This blog is for everyone who uses words.

The ordinary-sized words are for everyone, but the big ones are especially for children.

Saturday, 19 March 2011

Saturday Rave - Gulliver's Travels

Gulliver's Travels is a slightly odd book.

Actually, no. Gulliver's Travels is a very VERY odd book. But what I mean is that Gulliver's Travels is peculiar because it's an adults' book which has somehow become seen as a book for children.

This means that, very sadly, practically no one nowadays enjoys it in its original form. The fact that quite a lot of the book satirises Sir Robert Walpole doesn't help either, because, although Walpole makes the average present-day Member of Parliament look as pure as a detoxed St Francis of Assisi, on the whole people have stopped being angry about Walpole.
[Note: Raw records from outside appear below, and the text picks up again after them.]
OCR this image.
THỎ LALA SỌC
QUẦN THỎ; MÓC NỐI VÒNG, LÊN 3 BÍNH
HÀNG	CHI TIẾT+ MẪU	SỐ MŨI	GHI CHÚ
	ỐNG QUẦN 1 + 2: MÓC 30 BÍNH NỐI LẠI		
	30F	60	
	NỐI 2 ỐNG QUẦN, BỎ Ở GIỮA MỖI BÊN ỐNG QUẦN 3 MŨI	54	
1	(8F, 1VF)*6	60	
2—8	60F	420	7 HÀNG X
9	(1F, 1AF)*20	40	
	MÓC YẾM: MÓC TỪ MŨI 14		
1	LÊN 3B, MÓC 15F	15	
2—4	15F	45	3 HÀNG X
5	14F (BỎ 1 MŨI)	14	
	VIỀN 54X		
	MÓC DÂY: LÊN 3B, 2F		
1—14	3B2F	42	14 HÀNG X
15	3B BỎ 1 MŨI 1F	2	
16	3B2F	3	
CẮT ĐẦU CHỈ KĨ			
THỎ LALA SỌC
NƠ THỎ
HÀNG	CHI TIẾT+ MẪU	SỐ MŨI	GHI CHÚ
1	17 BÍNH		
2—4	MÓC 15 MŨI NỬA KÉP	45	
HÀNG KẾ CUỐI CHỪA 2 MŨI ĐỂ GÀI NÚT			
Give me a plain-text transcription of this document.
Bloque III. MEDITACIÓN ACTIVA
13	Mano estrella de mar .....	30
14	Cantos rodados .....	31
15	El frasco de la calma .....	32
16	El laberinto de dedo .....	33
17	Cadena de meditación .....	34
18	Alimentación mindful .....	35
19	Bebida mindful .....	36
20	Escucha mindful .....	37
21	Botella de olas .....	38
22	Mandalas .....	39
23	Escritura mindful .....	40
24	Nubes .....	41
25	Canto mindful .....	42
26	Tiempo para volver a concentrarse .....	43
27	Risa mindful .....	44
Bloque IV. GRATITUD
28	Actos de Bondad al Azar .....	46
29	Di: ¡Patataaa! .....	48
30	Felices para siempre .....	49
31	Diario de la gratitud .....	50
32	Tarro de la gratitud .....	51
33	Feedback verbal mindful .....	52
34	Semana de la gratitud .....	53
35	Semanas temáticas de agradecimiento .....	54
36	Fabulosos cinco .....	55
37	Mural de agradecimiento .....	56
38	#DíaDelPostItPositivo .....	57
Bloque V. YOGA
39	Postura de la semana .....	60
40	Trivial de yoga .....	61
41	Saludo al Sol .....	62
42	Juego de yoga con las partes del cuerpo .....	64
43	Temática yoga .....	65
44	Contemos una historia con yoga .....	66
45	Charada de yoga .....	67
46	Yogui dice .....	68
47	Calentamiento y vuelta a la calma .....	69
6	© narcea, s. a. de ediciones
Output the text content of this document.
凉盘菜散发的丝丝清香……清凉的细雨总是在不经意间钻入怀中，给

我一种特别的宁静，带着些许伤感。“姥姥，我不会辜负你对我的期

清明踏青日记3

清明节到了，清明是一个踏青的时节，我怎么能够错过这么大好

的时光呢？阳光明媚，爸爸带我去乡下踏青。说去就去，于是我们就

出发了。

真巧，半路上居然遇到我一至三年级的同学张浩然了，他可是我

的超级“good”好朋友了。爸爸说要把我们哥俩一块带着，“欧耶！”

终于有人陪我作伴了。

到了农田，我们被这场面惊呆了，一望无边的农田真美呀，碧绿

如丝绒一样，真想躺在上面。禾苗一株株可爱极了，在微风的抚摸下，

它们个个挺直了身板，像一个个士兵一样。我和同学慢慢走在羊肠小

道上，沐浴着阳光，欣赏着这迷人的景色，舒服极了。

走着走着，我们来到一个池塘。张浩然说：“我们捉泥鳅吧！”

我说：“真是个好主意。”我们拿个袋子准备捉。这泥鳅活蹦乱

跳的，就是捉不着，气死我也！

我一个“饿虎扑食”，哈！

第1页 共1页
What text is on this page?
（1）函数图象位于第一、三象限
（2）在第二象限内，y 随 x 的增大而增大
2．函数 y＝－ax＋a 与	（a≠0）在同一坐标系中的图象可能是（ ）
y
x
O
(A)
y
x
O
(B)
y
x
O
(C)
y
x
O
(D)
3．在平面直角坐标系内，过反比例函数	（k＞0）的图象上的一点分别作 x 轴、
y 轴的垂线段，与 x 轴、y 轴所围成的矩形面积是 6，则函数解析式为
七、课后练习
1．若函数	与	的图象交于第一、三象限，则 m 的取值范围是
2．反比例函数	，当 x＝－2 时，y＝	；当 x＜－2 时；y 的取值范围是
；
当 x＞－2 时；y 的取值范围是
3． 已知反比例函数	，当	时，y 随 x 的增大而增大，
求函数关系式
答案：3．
Well, he died in 1745, after all.

Luckily there are lots of simplified versions of Gulliver's Travels written especially for children.
Why, come to think about it, I've even written one myself.

Do try to get hold of a version which includes the lands of giants, ghosts, bent-necked boffins, crazy inventors and horses, or you'll be missing half the fun.

Here is an excerpt from the land of the giants:

[After] I...sat down at my table to eat a piece of sweet cake for my breakfast, above twenty wasps, allured by the smell, came flying into my room, humming louder than the drones of so many bagpipes...
I had the courage to rise and draw my hanger, and attack them in the air.

Think of that - an attack by giant wasps AND cake for breakfast. Good, eh?

Word to use today: sweet. This word is from the Old Saxon swōti, and before that the Latin suādus, which, rather oddly, means persuasive (but then I suppose we use sweet-talking now in this sense).
Before that it's from the Sanskrit svādu, which again means sweet.